While there is a risk to viewing a solar eclipse with the unprotected eye, there are some wonderful, low-cost glasses and hand held viewers that provide full protection for the eyes. This allows everyone, including small children, to be able to see the eclipse with their parent’s supervision using some simple guidelines for eclipse safety.

Enjoy the Eclipse

While impressing on children, even small children, the importance of not looking at the sun without the glasses on, it is also important not to become over reactive about eclipse safety. With the solar eclipse glasses and children kept near to parents in the minutes leading up to and during the eclipse, it is easy to both enjoy these amazing and relatively rare events as well as help to stimulate your child’s natural curiosity about the world around them.

Have Glasses on Hand

There are two commercially available options for eclipse safety. One is the eclipse glasses, which are very similar to 3D glasses you may have used at the theater to see a movie. These are not expensive, under a dollar each, but in most cases they are sold in lots of 25 glasses and up.

You may want to talk to your neighbors, or even to your local school. They may be interested in buying glasses for the kids, or perhaps a family could donate a class set and keep a few for their smaller children who may not be in school in 2017.

The second option is a hand held viewer. For smaller children, this can be more challenging to manage, and it may be more likely for the kids to lower their hand and the viewer, especially during the time where the moon is blocking out the sun, which is a critical time for eclipse safety. The other time is when the moon is moving away from the sun.

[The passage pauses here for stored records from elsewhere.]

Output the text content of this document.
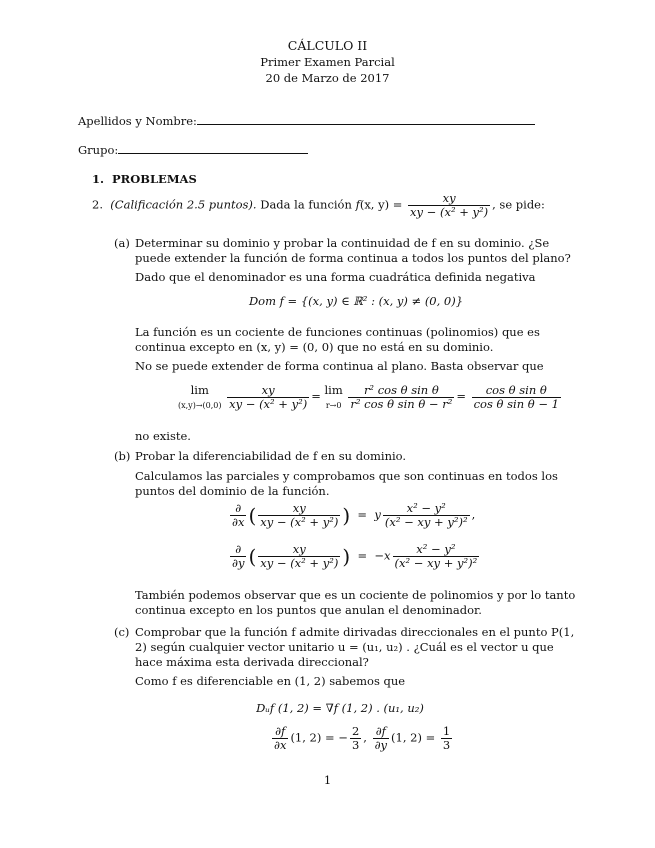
CÁLCULO II
Primer Examen Parcial
20 de Marzo de 2017
Apellidos y Nombre:
Grupo:
1. PROBLEMAS
2. (Calificación 2.5 puntos). Dada la función f(x, $y) = \frac{xy}{\text{xy − (x² + y²)}}$ , se pide:
(a) Determinar su dominio y probar la continuidad de f en su dominio. ¿Se puede extender la función de forma continua a todos los puntos del plano?
Dado que el denominador es una forma cuadrática definida negativa
Dom f = {(x, y) ∈ ℝ² : (x, y) ≠ (0, 0)}
La función es un cociente de funciones continuas (polinomios) que es continua excepto en (x, y) = (0, 0) que no está en su dominio.
No se puede extender de forma continua al plano. Basta observar que
lim
$(x,y)\to(0,0) \frac{xy}{\text{xy − (x² + y²)}} = \lim$
$r\to 0 \frac{\text{r² cos θ sin θ}}{\text{r² cos θ sin θ − r²}} = \frac{\text{cos θ sin θ}}{\text{cos θ sin θ − 1}}$
no existe.
(b) Probar la diferenciabilidad de f en su dominio.
Calculamos las parciales y comprobamos que son continuas en todos los puntos del dominio de la función.
$\frac{\partial}{\partial x}$ ( $\frac{xy}{\text{xy − (x² + y²)}}$ )  =  y $\frac{\text{x² − y²}}{\text{(x² − xy + y²)²}}$ ,
$\frac{\partial}{\partial y}$ ( $\frac{xy}{\text{xy − (x² + y²)}}$ )  =  $-x \frac{\text{x² − y²}}{\text{(x² − xy + y²)²}}$
También podemos observar que es un cociente de polinomios y por lo tanto continua excepto en los puntos que anulan el denominador.
(c) Comprobar que la función f admite dirivadas direccionales en el punto P(1, 2) según cualquier vector unitario u = (u₁, u₂) . ¿Cuál es el vector u que hace máxima esta derivada direccional?
Como f es diferenciable en (1, 2) sabemos que
Dᵤf (1, 2) = ∇f (1, 2) . (u₁, u₂)
$\frac{\partial f}{\partial x} (1$, 2) = − $\frac{2}{3}$ , $\frac{\partial f}{\partial y} (1$, $2) = \frac{1}{3}$
1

For younger children, the glasses make it easy for eclipse safety as parents can quickly see if the glasses are in place throughout the eclipse. Remember, this is just seconds to minutes depending on where you are in the country.

It is a good idea to let kids have time to wear the glasses before the day of the eclipse. Mom and Dad can model eclipse safety and talk to children in non-threatening or frightening ways about how the bright light from the sun can be dangerous, but not if the glasses are kept in place.